Van'ın Erciş ilçesindeki depremden hemen sonra bölgeye giden ilk liderin kendisinin olduğunu ifade eden Kılıçdaroğlu, ''Deprem oldu, çıktılar konuştular; 'Efendim bir daha deprem olmayacak, herkes evine taşınsın' diye. Deprem oldu, insanlar hayatını kaybetti, çadırlarda insanlar öldü, yazlık çadır dağıttılar. Beceriksiz bir hükümet, bereketsiz bir hükümet. Bunu dile getiren yine Cumhuriyet Halk Partisi.
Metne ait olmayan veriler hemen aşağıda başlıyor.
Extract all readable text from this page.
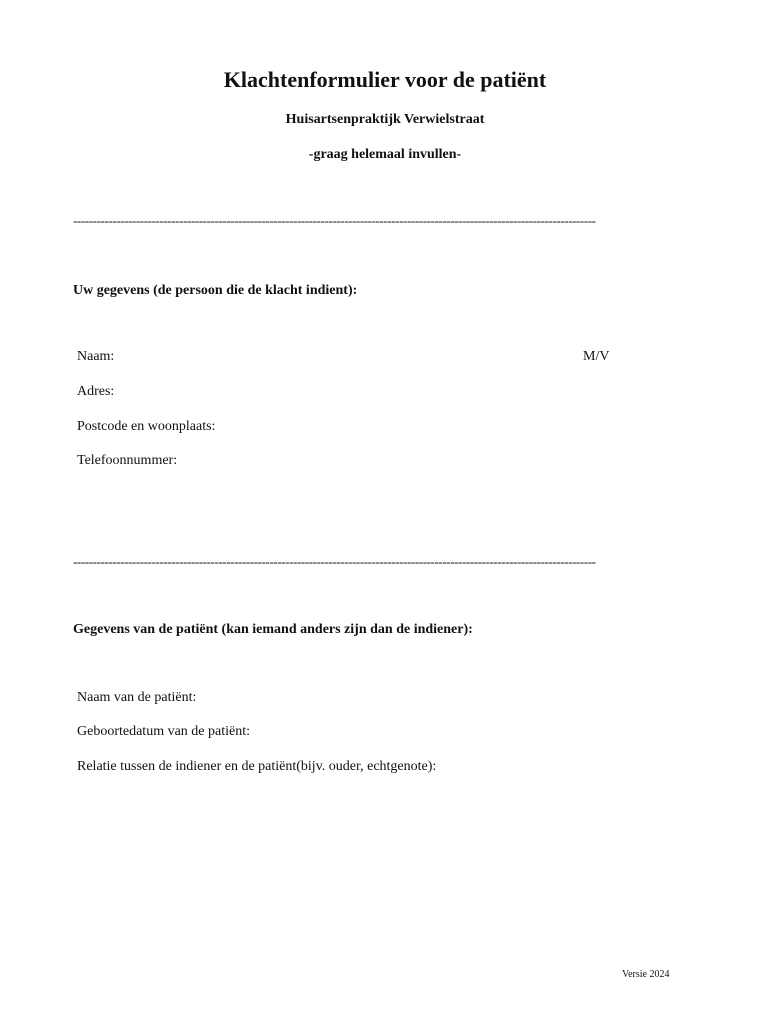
Klachtenformulier voor de patiënt
Huisartsenpraktijk Verwielstraat
-graag helemaal invullen-
-------------------------------------------------------------------------------------------------------------------------------------
Uw gegevens (de persoon die de klacht indient):
Naam:	M/V
Adres:
Postcode en woonplaats:
Telefoonnummer:
-------------------------------------------------------------------------------------------------------------------------------------
Gegevens van de patiënt (kan iemand anders zijn dan de indiener):
Naam van de patiënt:
Geboortedatum van de patiënt:
Relatie tussen de indiener en de patiënt(bijv. ouder, echtgenote):
Versie 2024
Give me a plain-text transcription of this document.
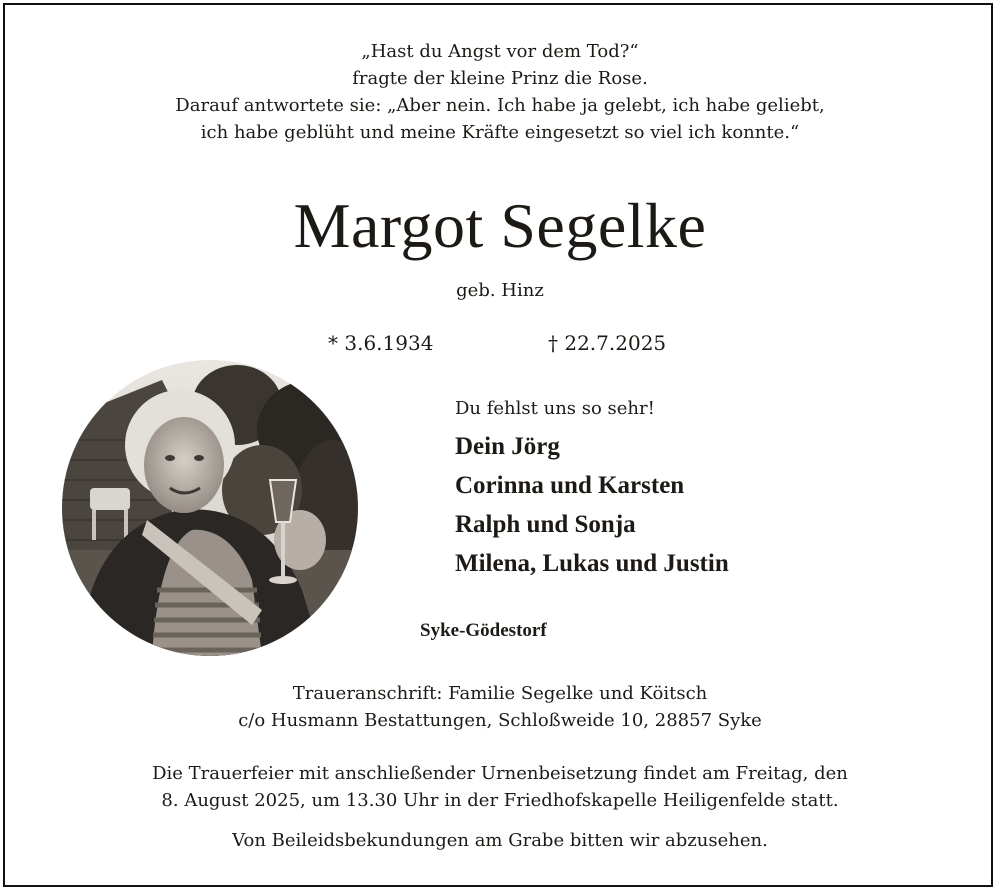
„Hast du Angst vor dem Tod?“
fragte der kleine Prinz die Rose.
Darauf antwortete sie: „Aber nein. Ich habe ja gelebt, ich habe geliebt,
ich habe geblüht und meine Kräfte eingesetzt so viel ich konnte.“
Margot Segelke
geb. Hinz
* 3.6.1934	† 22.7.2025
Du fehlst uns so sehr!
Dein Jörg
Corinna und Karsten
Ralph und Sonja
Milena, Lukas und Justin
Syke-Gödestorf
Traueranschrift: Familie Segelke und Köitsch
c/o Husmann Bestattungen, Schloßweide 10, 28857 Syke
Die Trauerfeier mit anschließender Urnenbeisetzung findet am Freitag, den
8. August 2025, um 13.30 Uhr in der Friedhofskapelle Heiligenfelde statt.
Von Beileidsbekundungen am Grabe bitten wir abzusehen.
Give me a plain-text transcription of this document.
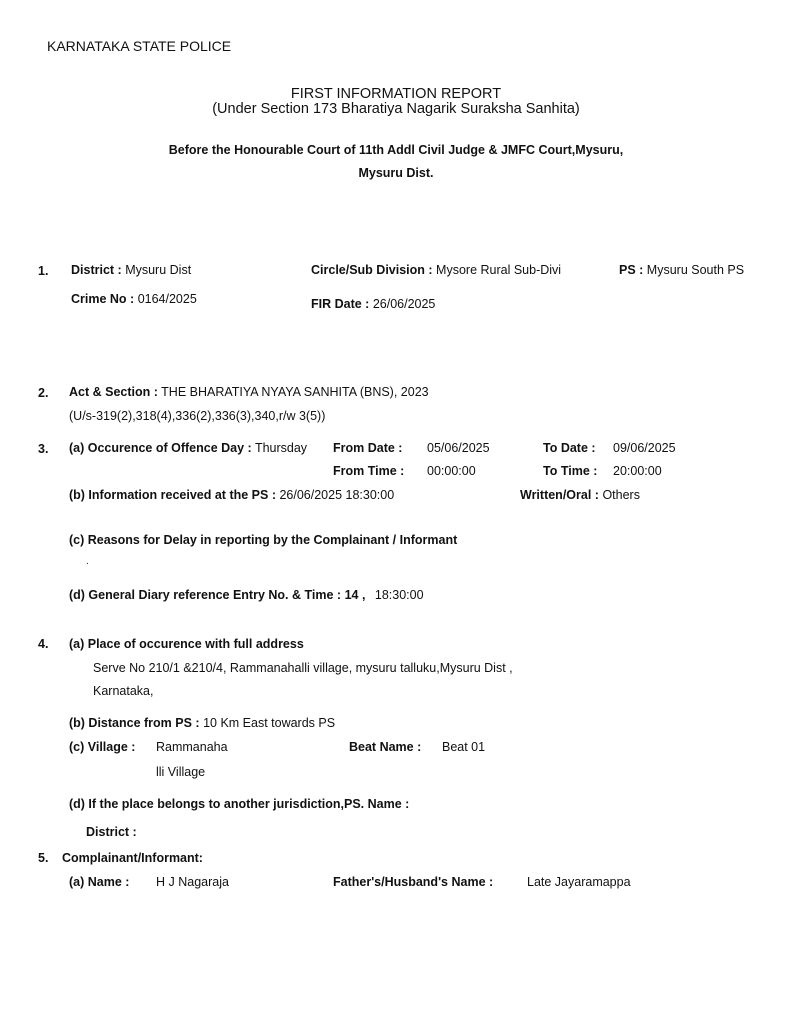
KARNATAKA STATE POLICE
FIRST INFORMATION REPORT
(Under Section 173 Bharatiya Nagarik Suraksha Sanhita)
Before the Honourable Court of 11th Addl Civil Judge & JMFC Court,Mysuru,
Mysuru Dist.
1. District : Mysuru Dist	Circle/Sub Division : Mysore Rural Sub-Divi	PS : Mysuru South PS
Crime No : 0164/2025	FIR Date : 26/06/2025
2. Act & Section : THE BHARATIYA NYAYA SANHITA (BNS), 2023
(U/s-319(2),318(4),336(2),336(3),340,r/w 3(5))
3. (a) Occurence of Offence Day : Thursday From Date : 05/06/2025	To Date : 09/06/2025
From Time : 00:00:00	To Time : 20:00:00
(b) Information received at the PS : 26/06/2025 18:30:00	Written/Oral : Others
(c) Reasons for Delay in reporting by the Complainant / Informant
.
(d) General Diary reference Entry No. & Time : 14 , 18:30:00
4. (a) Place of occurence with full address
Serve No 210/1 &210/4, Rammanahalli village, mysuru talluku,Mysuru Dist ,
Karnataka,
(b) Distance from PS : 10 Km East towards PS
(c) Village : Rammanaha
lli Village
Beat Name : Beat 01
(d) If the place belongs to another jurisdiction,PS. Name :
District :
5. Complainant/Informant:
(a) Name : H J Nagaraja	Father's/Husband's Name :	Late Jayaramappa
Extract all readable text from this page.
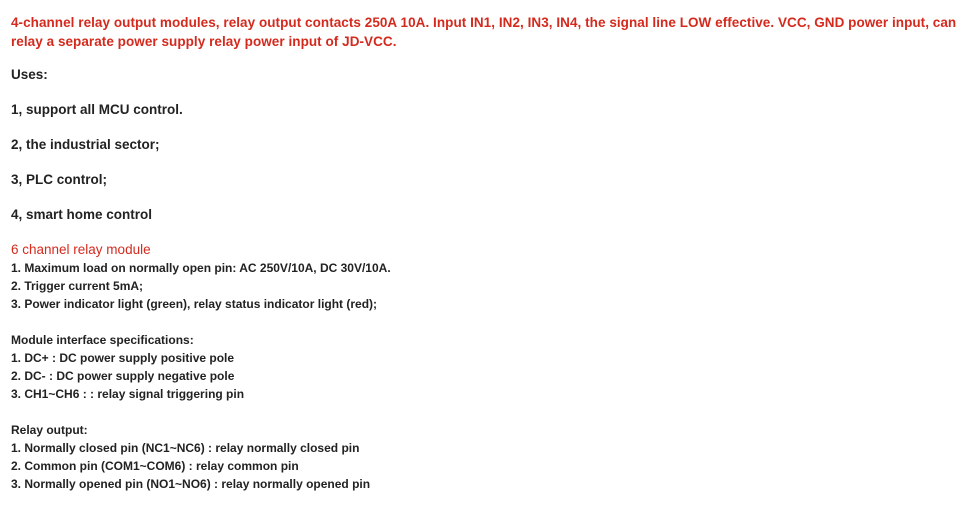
4-channel relay output modules, relay output contacts 250A 10A. Input IN1, IN2, IN3, IN4, the signal line LOW effective. VCC, GND power input, can
relay a separate power supply relay power input of JD-VCC.
Uses:
1, support all MCU control.
2, the industrial sector;
3, PLC control;
4, smart home control
6 channel relay module
1. Maximum load on normally open pin: AC 250V/10A, DC 30V/10A.
2. Trigger current 5mA;
3. Power indicator light (green), relay status indicator light (red);
Module interface specifications:
1. DC+ : DC power supply positive pole
2. DC- : DC power supply negative pole
3. CH1~CH6 : : relay signal triggering pin
Relay output:
1. Normally closed pin (NC1~NC6) : relay normally closed pin
2. Common pin (COM1~COM6) : relay common pin
3. Normally opened pin (NO1~NO6) : relay normally opened pin
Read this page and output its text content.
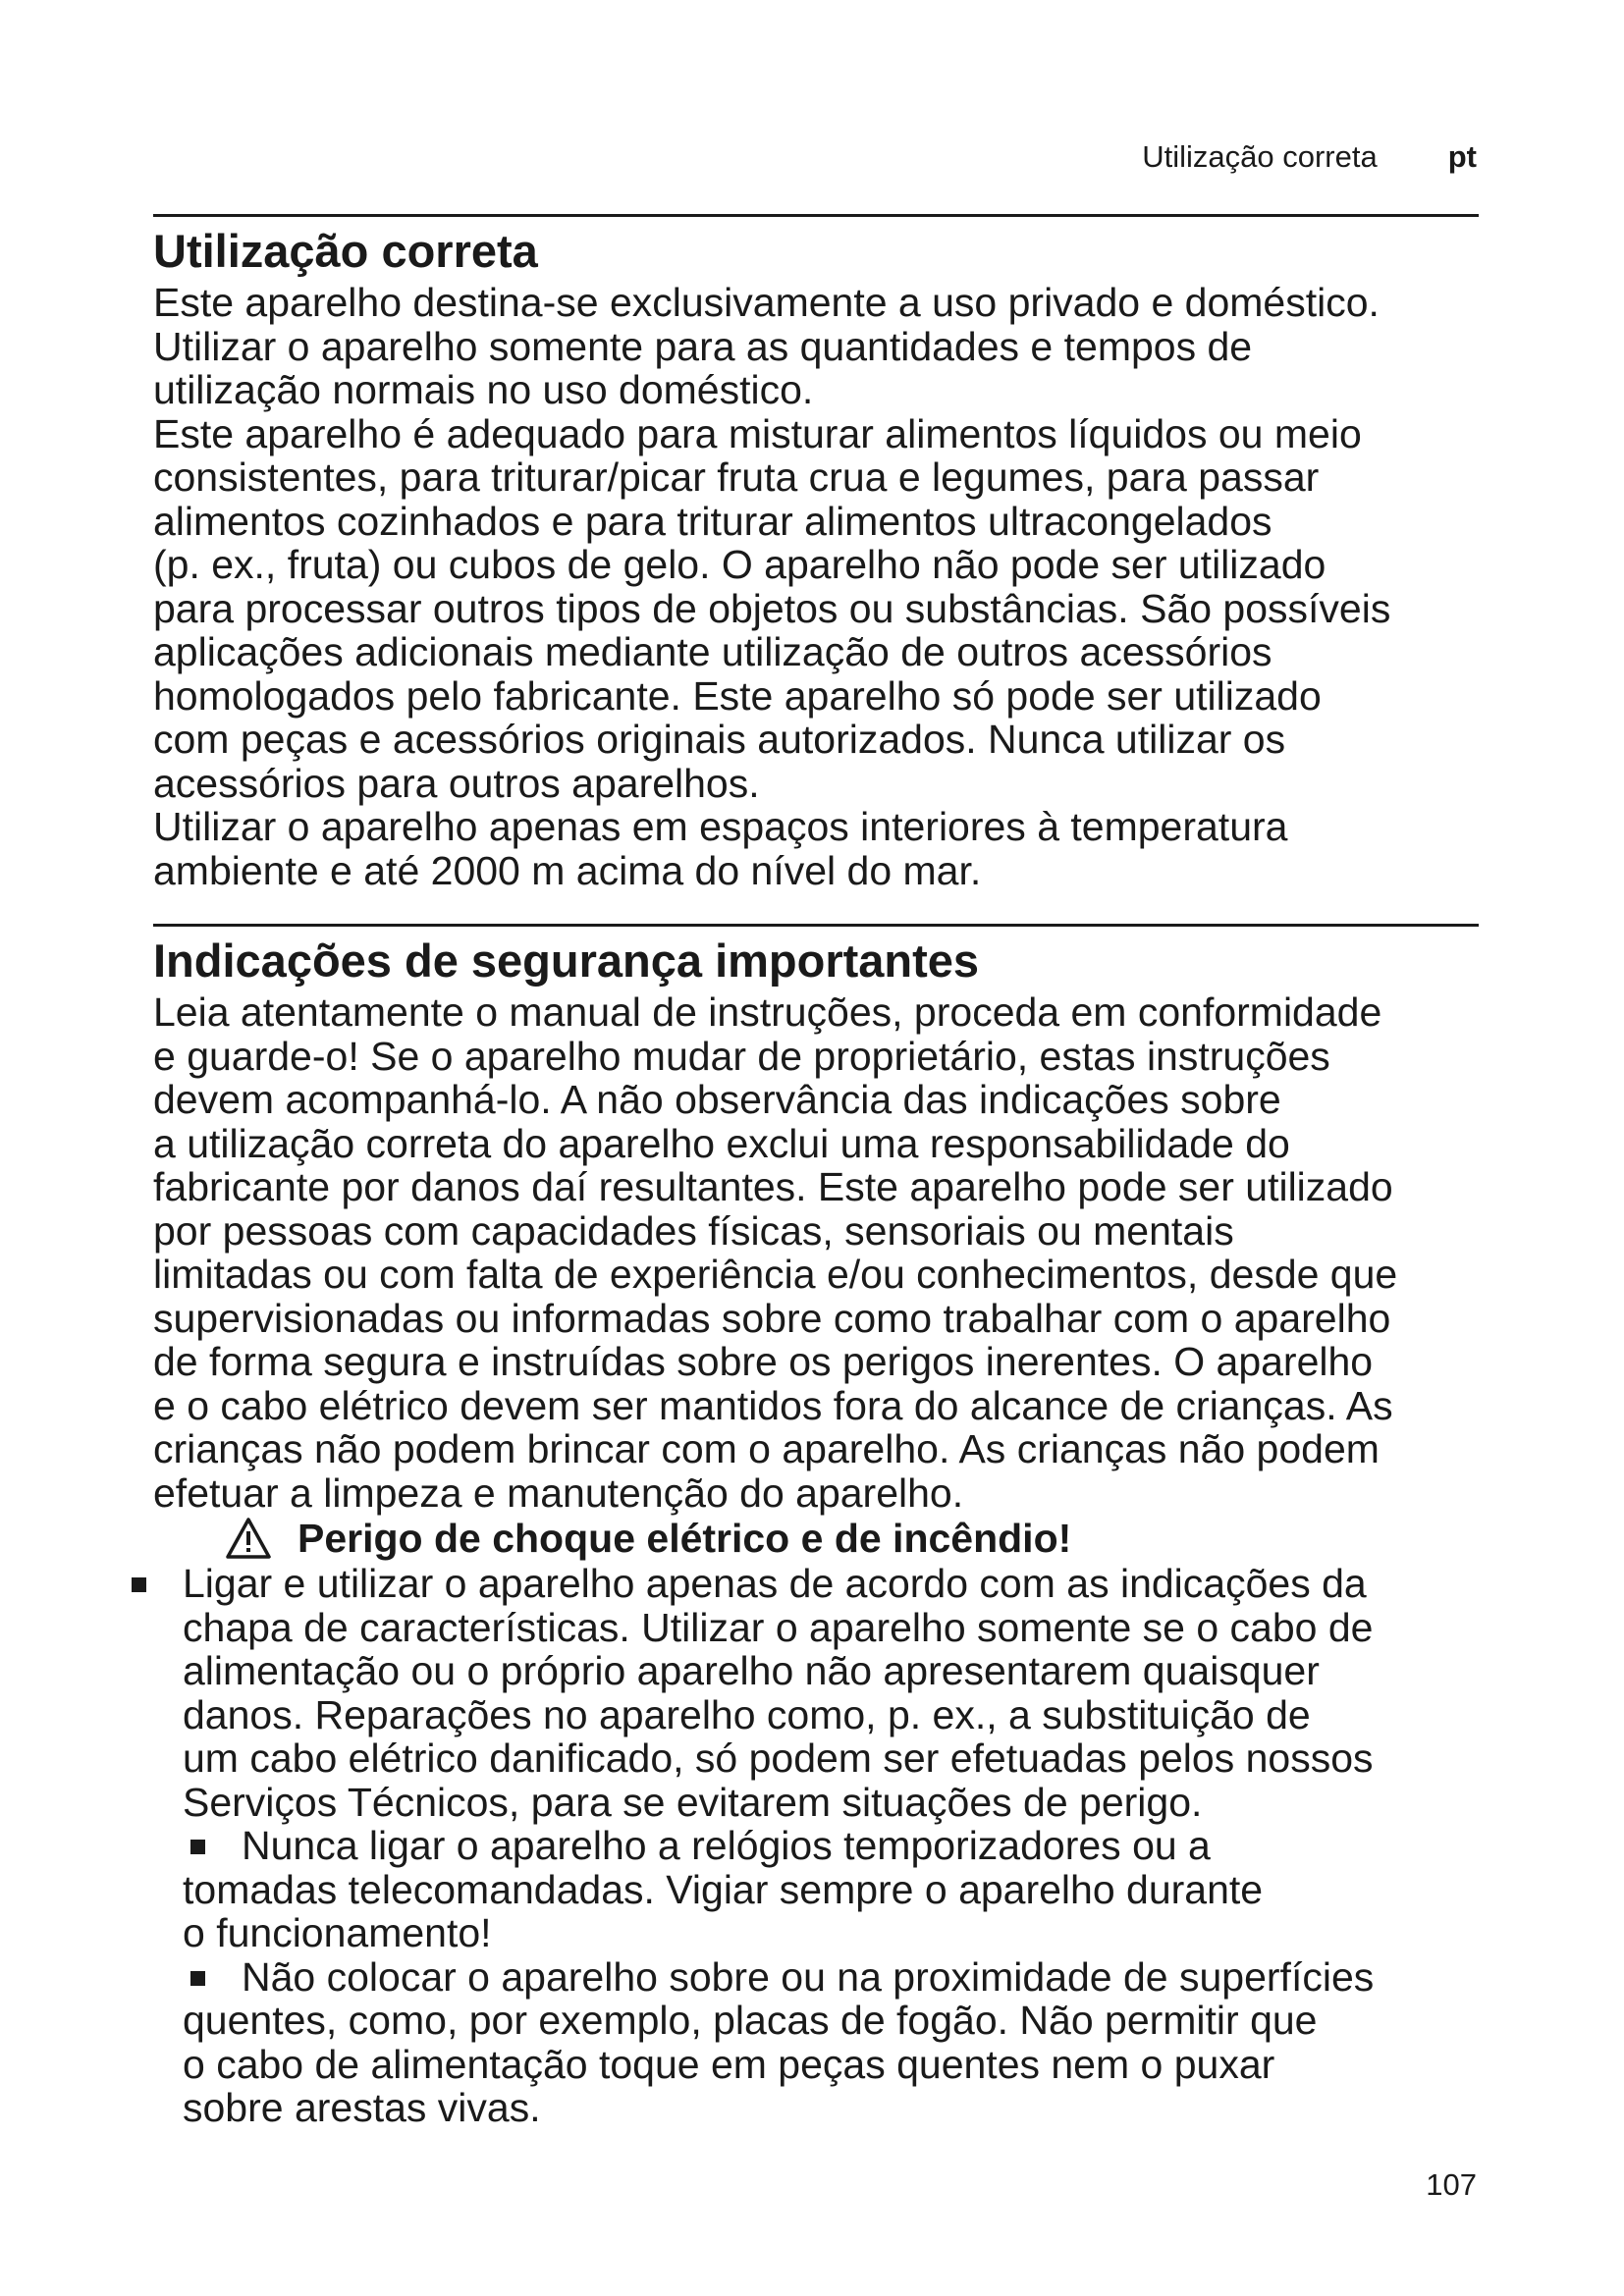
Utilização correta pt
Utilização correta

Este aparelho destina-se exclusivamente a uso privado e doméstico.

Utilizar o aparelho somente para as quantidades e tempos de

utilização normais no uso doméstico.

Este aparelho é adequado para misturar alimentos líquidos ou meio

consistentes, para triturar/picar fruta crua e legumes, para passar

alimentos cozinhados e para triturar alimentos ultracongelados

(p. ex., fruta) ou cubos de gelo. O aparelho não pode ser utilizado

para processar outros tipos de objetos ou substâncias. São possíveis

aplicações adicionais mediante utilização de outros acessórios

homologados pelo fabricante. Este aparelho só pode ser utilizado

com peças e acessórios originais autorizados. Nunca utilizar os

acessórios para outros aparelhos.

Utilizar o aparelho apenas em espaços interiores à temperatura

ambiente e até 2000 m acima do nível do mar.

Indicações de segurança importantes

Leia atentamente o manual de instruções, proceda em conformidade

e guarde-o! Se o aparelho mudar de proprietário, estas instruções

devem acompanhá-lo. A não observância das indicações sobre

a utilização correta do aparelho exclui uma responsabilidade do

fabricante por danos daí resultantes. Este aparelho pode ser utilizado

por pessoas com capacidades físicas, sensoriais ou mentais

limitadas ou com falta de experiência e/ou conhecimentos, desde que

supervisionadas ou informadas sobre como trabalhar com o aparelho

de forma segura e instruídas sobre os perigos inerentes. O aparelho

e o cabo elétrico devem ser mantidos fora do alcance de crianças. As

crianças não podem brincar com o aparelho. As crianças não podem

efetuar a limpeza e manutenção do aparelho.

Perigo de choque elétrico e de incêndio!
Ligar e utilizar o aparelho apenas de acordo com as indicações da
chapa de características. Utilizar o aparelho somente se o cabo de
alimentação ou o próprio aparelho não apresentarem quaisquer
danos. Reparações no aparelho como, p. ex., a substituição de
um cabo elétrico danificado, só podem ser efetuadas pelos nossos
Serviços Técnicos, para se evitarem situações de perigo.
Nunca ligar o aparelho a relógios temporizadores ou a
tomadas telecomandadas. Vigiar sempre o aparelho durante
o funcionamento!
Não colocar o aparelho sobre ou na proximidade de superfícies
quentes, como, por exemplo, placas de fogão. Não permitir que
o cabo de alimentação toque em peças quentes nem o puxar
sobre arestas vivas.
107
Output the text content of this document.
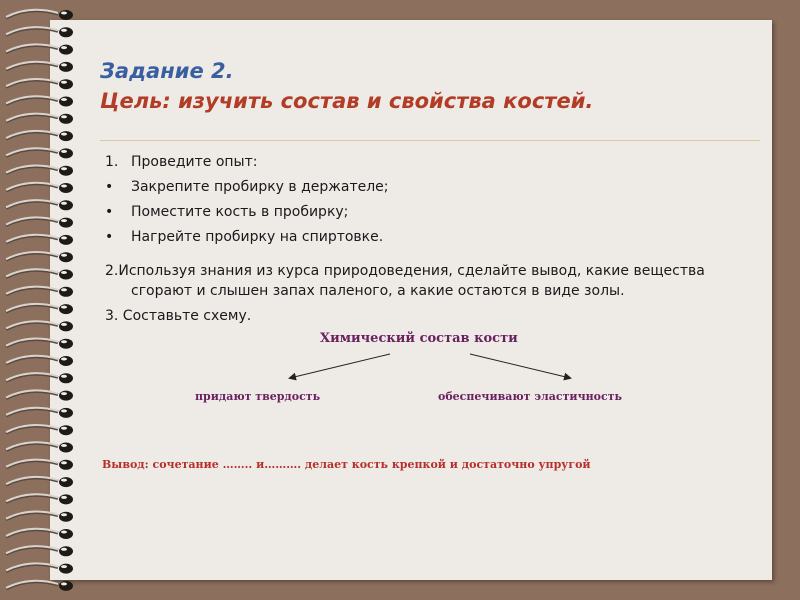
Задание 2.
Цель: изучить состав и свойства костей.
1. Проведите опыт:
•	Закрепите пробирку в держателе;
•	Поместите кость в пробирку;
•	Нагрейте пробирку на спиртовке.
2.Используя знания из курса природоведения, сделайте вывод, какие вещества
сгорают и слышен запах паленого, а какие остаются в виде золы.
3. Составьте схему.
Химический состав кости
придают твердость	обеспечивают эластичность
Вывод: сочетание …….. и………. делает кость крепкой и достаточно упругой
''Memura 5 aydır zam yapılmıyor''
Memura 5 aydır zam yapılmadığını dile getiren Kılıçdaroğlu, ''Türk-İş'in Asgari Ücret Tespit Komisyonu'na katıldığını biliyoruz. Asgari Ücret Tespit Komisyonu'na katıldılar, 'Bu asgari ücret bize yeter' dediler, bastılar imzayı. Orada görevli olan kamu personeli bile 'Bu ücret yetersizdir' derken, sen Türk-İş olarak nasıl buna yeterli dersin. Sendikayı, yöneticilerini suçladın. Bu 'Sarı sendikadır' dedin. Bu anlayışla olmaz, işçinin hakkını sen koruyacaksın. Şu açıklamayı yaptılar; ''Eğer biz evet demeseydik, daha düşük asgari ücret vereceklerdi bize'. Ne demek bu biliyor musunuz? Bu, şantaja boyun eğmektir. Sen direneceksin işçisin, alın teri döküyorsun sen. Şantaja boyun eğersen o koltukta oturmayacaksın'' diye konuştu.
''Yalaka gazetecilere soruyorum''
Türkiye'deki faili meçhul cinayetlerle ilgili 10 kez araştırma önergesi verdiğini belirten Kılıçdaroğlu, bu önergelerin AK Parti milletvekilleri tarafından reddedildiğini söyledi.
Kılıçdaroğlu, ''O bize demokrasi dersi veren yalaka gazetecilere soruyorum, 'CHP ne iş yapar' diyen yalakalara sesleniyorum; bana demokrasi dersi vermek senin haddin değildir. Sen daha demokrasinin d'sini bilmezken, CHP çok partili rejimi getirmiştir. Sen kim, bize demokrasi dersi vermek kim. Demokrasi dersi vereceksen, korkmuyorsan, yürekliysen Recep Tayyip Erdoğan'a 'Faili meçhulleri araştırmaktan niye korkuyorsun' diye sor bakalım'' şeklinde konuştu.
CHP'nin ne yaptığını, nasıl yaptığını, ne için çaba harcadığını bildiğini dile getiren Kılıçdaroğlu, ''Ama bizi görmezden geliyor, görmek istemiyor. Türkiye'nin en temel sorunu şu anda medyadır. Halkın haber alma özgürlüğü yoktur. O medya patronlarına da medyada çalışan gazetecilere de söylüyorum. Ecelin ölüme faydası yoktur. Yiğit olacaksın, halkın sorunlarını dile getireceksin, korkmayacaksın, korkarsan seni ensenden tutup bir gün hapse atarlar. Biz fezlekeden, baskıdan korktuk mu? Korkmayız. Onun için CHP ahlak güvencesidir. Demokrasinin, özgürlüklerin, medyanın güvencesidir. Bizim yürekli olduğumuz kadar onların da yürekli olması lazım, korkmasınlar'' dedi.
Kemal Kılıçdaroğlu, bir saat 15 dakika süren konuşmasının ardından il başkanı adayları Oğuz Kaan Salıcı ve Ali Özcan ellerini tutarak, havaya kaldırdı. Kılıçdaroğlu daha sonra protokolde oturan başta eski Genel Başkan Yardımcısı Gürsel Tekin olmak üzere partililerle tokalaşarak, oy kullanmadan salondan ayrıldı.